The Press Newspaper
The Oregon City Schools District, according to an updated five year forecast, shows its expenses will soon exceed its revenues.
District Treasurer Jane Fruth, at a public information meeting on July 25, called the forecast “a snapshot” of projections of the school district’s revenue and expenses in the next five years based on the current budget.
“It’s a moving target,” said Fruth. “I suppose I could change this every day. But the reality is, that’s how fluid things can be in our district.”
The district currently has cash balances, she said.
“But now’s the time to start talking and planning for what could be coming down the road,” she said.
In fiscal year 2013, expenditures will exceed the revenue the district receives, causing a spending deficit, she said.

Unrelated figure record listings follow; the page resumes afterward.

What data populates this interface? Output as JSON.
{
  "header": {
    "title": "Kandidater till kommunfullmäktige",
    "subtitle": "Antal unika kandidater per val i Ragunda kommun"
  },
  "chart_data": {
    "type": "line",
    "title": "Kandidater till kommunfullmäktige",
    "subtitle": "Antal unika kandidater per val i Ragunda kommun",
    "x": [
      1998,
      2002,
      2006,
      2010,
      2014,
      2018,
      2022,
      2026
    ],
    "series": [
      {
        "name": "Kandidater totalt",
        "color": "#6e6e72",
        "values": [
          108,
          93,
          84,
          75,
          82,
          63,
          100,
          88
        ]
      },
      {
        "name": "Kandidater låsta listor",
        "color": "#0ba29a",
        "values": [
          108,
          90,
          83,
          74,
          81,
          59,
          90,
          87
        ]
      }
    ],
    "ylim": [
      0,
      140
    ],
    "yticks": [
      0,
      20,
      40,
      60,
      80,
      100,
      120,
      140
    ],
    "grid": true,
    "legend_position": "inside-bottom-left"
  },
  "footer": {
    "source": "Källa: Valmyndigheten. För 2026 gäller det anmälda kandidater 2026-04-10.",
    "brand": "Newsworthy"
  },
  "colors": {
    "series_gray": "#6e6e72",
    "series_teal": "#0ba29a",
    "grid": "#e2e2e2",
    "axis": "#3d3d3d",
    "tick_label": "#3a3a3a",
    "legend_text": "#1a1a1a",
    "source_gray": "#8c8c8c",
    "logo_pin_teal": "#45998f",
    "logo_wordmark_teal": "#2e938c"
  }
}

“We’re going to be spending more than we’re taking in. That’s going to start working on our cash balances. We get into serious trouble with negative cash balances in fiscal year 2015,” she said.
Most of the district’s educational operating expenses come out of its $40 million general fund, which is comprised of real estate tax revenue, state foundation monies, and property tax allocations.

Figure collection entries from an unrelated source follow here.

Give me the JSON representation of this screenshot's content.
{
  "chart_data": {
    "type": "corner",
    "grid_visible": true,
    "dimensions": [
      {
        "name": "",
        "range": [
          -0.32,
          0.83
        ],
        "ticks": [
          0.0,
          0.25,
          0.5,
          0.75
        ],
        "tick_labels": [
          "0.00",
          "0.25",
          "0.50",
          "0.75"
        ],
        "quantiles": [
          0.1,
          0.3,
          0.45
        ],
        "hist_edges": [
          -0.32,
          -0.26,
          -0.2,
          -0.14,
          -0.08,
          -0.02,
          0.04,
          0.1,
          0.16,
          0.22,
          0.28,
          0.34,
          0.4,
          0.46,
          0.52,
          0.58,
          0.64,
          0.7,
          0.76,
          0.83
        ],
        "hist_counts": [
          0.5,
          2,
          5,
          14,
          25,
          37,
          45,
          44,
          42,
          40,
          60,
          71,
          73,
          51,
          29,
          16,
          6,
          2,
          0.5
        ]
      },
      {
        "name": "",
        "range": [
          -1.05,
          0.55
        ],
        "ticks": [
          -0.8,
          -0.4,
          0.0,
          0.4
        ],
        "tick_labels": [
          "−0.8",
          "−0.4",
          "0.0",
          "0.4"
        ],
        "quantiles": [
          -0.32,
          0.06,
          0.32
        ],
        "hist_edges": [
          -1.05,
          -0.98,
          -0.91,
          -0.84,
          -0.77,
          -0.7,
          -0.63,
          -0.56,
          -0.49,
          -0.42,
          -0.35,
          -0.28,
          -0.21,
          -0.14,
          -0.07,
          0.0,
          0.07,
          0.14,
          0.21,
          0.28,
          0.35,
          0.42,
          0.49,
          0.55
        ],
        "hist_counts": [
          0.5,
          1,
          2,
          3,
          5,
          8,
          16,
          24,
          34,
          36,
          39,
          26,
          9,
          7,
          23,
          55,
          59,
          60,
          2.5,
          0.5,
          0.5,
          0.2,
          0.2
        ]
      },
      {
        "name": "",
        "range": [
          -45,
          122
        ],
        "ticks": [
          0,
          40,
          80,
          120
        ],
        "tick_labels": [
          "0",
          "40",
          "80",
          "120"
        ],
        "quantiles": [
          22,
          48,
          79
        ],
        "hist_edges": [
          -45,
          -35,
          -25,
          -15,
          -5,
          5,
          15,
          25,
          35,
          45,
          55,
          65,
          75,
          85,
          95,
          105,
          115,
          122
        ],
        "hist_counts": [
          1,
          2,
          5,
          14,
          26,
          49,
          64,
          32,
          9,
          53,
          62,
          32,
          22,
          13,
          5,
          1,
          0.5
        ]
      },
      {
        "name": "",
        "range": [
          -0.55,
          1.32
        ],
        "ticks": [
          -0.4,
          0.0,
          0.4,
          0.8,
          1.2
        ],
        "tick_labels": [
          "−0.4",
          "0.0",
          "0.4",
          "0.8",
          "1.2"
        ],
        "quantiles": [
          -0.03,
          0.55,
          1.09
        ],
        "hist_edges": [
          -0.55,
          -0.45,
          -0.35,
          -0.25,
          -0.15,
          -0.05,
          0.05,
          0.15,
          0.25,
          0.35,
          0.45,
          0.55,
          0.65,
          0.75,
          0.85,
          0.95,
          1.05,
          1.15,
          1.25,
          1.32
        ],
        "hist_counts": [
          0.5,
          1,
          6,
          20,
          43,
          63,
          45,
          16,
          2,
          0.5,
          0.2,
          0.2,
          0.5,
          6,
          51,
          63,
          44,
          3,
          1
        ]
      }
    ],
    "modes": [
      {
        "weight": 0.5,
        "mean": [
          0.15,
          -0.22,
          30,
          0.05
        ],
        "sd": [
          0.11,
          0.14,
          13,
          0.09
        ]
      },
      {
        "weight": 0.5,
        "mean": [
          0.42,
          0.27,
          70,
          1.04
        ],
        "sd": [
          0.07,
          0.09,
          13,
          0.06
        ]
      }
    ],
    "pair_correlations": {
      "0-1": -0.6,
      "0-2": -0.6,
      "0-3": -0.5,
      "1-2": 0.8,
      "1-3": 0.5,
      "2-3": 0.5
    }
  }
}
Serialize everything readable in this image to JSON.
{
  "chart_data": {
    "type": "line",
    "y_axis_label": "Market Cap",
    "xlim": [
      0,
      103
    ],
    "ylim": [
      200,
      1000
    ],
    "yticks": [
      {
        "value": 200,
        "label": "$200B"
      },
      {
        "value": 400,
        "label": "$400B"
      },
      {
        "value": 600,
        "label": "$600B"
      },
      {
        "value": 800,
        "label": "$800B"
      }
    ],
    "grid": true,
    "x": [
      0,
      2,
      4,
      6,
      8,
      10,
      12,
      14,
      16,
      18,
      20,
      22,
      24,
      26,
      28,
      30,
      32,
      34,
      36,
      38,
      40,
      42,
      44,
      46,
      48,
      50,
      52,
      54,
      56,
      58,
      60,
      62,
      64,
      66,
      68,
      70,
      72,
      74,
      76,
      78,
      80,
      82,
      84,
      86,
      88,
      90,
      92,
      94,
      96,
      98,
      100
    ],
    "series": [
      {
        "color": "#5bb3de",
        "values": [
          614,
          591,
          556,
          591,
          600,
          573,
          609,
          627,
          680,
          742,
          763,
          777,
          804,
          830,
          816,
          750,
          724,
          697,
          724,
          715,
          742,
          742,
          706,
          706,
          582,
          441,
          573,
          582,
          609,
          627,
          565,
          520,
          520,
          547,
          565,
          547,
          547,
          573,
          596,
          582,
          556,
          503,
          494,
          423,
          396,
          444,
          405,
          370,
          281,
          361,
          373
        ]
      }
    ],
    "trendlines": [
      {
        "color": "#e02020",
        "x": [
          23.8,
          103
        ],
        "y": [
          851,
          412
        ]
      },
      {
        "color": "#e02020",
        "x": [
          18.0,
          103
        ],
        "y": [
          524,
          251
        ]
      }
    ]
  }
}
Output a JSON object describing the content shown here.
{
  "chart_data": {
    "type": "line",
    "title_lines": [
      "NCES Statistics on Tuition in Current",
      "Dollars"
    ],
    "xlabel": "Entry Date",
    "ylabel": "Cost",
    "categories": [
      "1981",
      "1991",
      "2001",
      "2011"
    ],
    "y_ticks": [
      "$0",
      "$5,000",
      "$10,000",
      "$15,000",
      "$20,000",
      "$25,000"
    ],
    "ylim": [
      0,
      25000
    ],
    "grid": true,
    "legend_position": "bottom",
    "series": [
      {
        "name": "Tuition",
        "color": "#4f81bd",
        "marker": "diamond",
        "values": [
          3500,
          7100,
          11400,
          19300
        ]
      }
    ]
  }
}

Fruth noted that there was a drop in residential property valuations in the auditor’s recent reappraisal of real estate in Lucas County.
The valuation of real estate in the Oregon City School District dropped by an average of 14.5 percent, said Fruth.

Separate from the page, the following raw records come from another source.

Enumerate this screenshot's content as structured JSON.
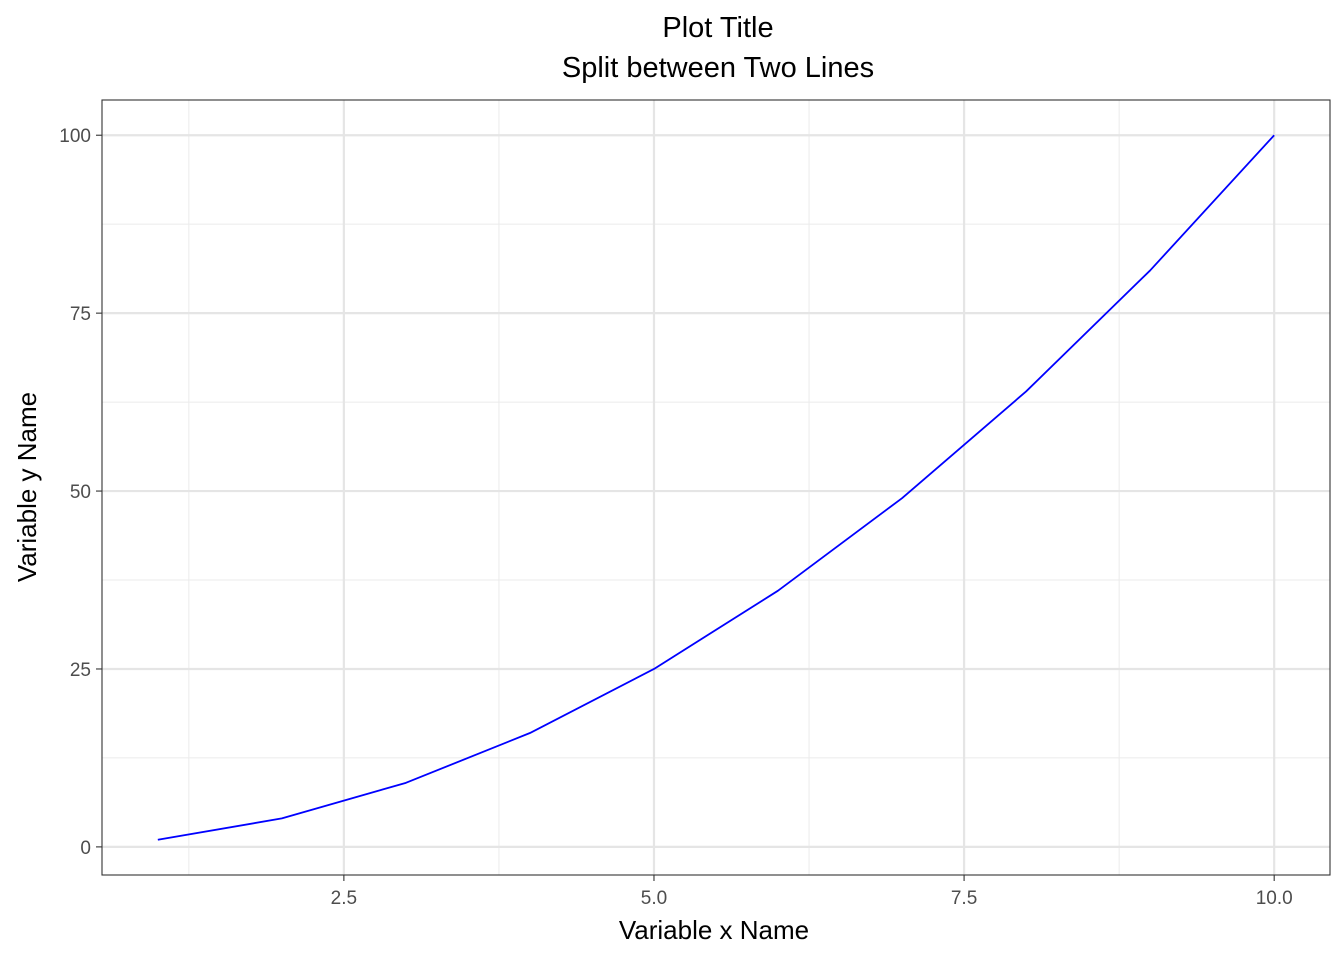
{
  "chart_data": {
    "type": "line",
    "title": "Plot Title",
    "subtitle": "Split between Two Lines",
    "xlabel": "Variable x Name",
    "ylabel": "Variable y Name",
    "x": [
      1,
      2,
      3,
      4,
      5,
      6,
      7,
      8,
      9,
      10
    ],
    "series": [
      {
        "values": [
          1,
          4,
          9,
          16,
          25,
          36,
          49,
          64,
          81,
          100
        ],
        "color": "#0000ff"
      }
    ],
    "xlim": [
      0.55,
      10.45
    ],
    "ylim": [
      -3.95,
      104.95
    ],
    "xticks": [
      2.5,
      5.0,
      7.5,
      10.0
    ],
    "xtick_labels": [
      "2.5",
      "5.0",
      "7.5",
      "10.0"
    ],
    "yticks": [
      0,
      25,
      50,
      75,
      100
    ],
    "ytick_labels": [
      "0",
      "25",
      "50",
      "75",
      "100"
    ],
    "grid": true,
    "theme": "bw"
  }
}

“However, our loss was 7 percent because agricultural values are coming up and it shelters our values. It helps everyone in this room in the sense that we won’t have a significant deterioration in our valuation,” she said. Commercial real estate has been reduced by 3 percent, she added.
Fruth said property taxes, despite the devaluation of real estate by an average of 14.5 percent, will not be reduced that much.
“I imagine when I said your values went down 14.5 percent, you’d think, `Great, my property taxes will go down by that amount.’ But that’s not going to happen because of House Bill 920,” said Fruth. HB 920, put into effect at a time of high inflation, puts a cap on how much money can be generated by a property tax levy. No matter how property values change, the tax dollars generated stay the same every year.
“Levies can only collect the amount that is voted upon,” said Fruth. “There’s not automatic growth in the levies.”
The 5.9-mill levy passed in 2008 can’t go up because voters only approved 5.9 mills. “So the school district will in fact lose the revenue on that millage,” she said.
The district will also lose money from FirstEnergy’s closure of three of its four generators at its Bay Shore power plant in Oregon, from state foundation monies, electric deregulation payments, and property tax allocations.
The district received $7.8 million in property tax allocations in 2012, but that amount will shrink.
“They will be slowly taken away over time,” she said, since the state no longer requires companies to pay tangible personal property taxes.
“As you look at the forecast, that is why we have a flat or declining real estate tax revenue stream,” she added. “We are constantly fighting to replace monies lost.”
“These are the trends. Not a lot of good news,” she said.
Regarding the district’s expenses, 56 percent of the general fund goes toward salaries and 23 percent go toward fringe benefits.
Salary projections include a 2-percent increase in steps per year. There are no raises in the base salaries, she said.
The 79 percent of expenses for teacher salaries and benefits is less than the state standard of 85 percent.
“We’re below industry standards,” said board member Jeff Ziviski. “This shows we’re working together as a district to make sure we’re spending the monies wisely and we’re keeping the salaries low.”
Fruth said the district has cash reserves for the next school year.
“We’re okay right now, but we have to start talking and planning on what we’re going to do because in fiscal year 2015, we’re in the negative, in 2016, it’s even worse,” she said.
The only way to get additional revenue, she added, is “if the state coughs up money, we ask for more [levy], or find our own by reducing services.”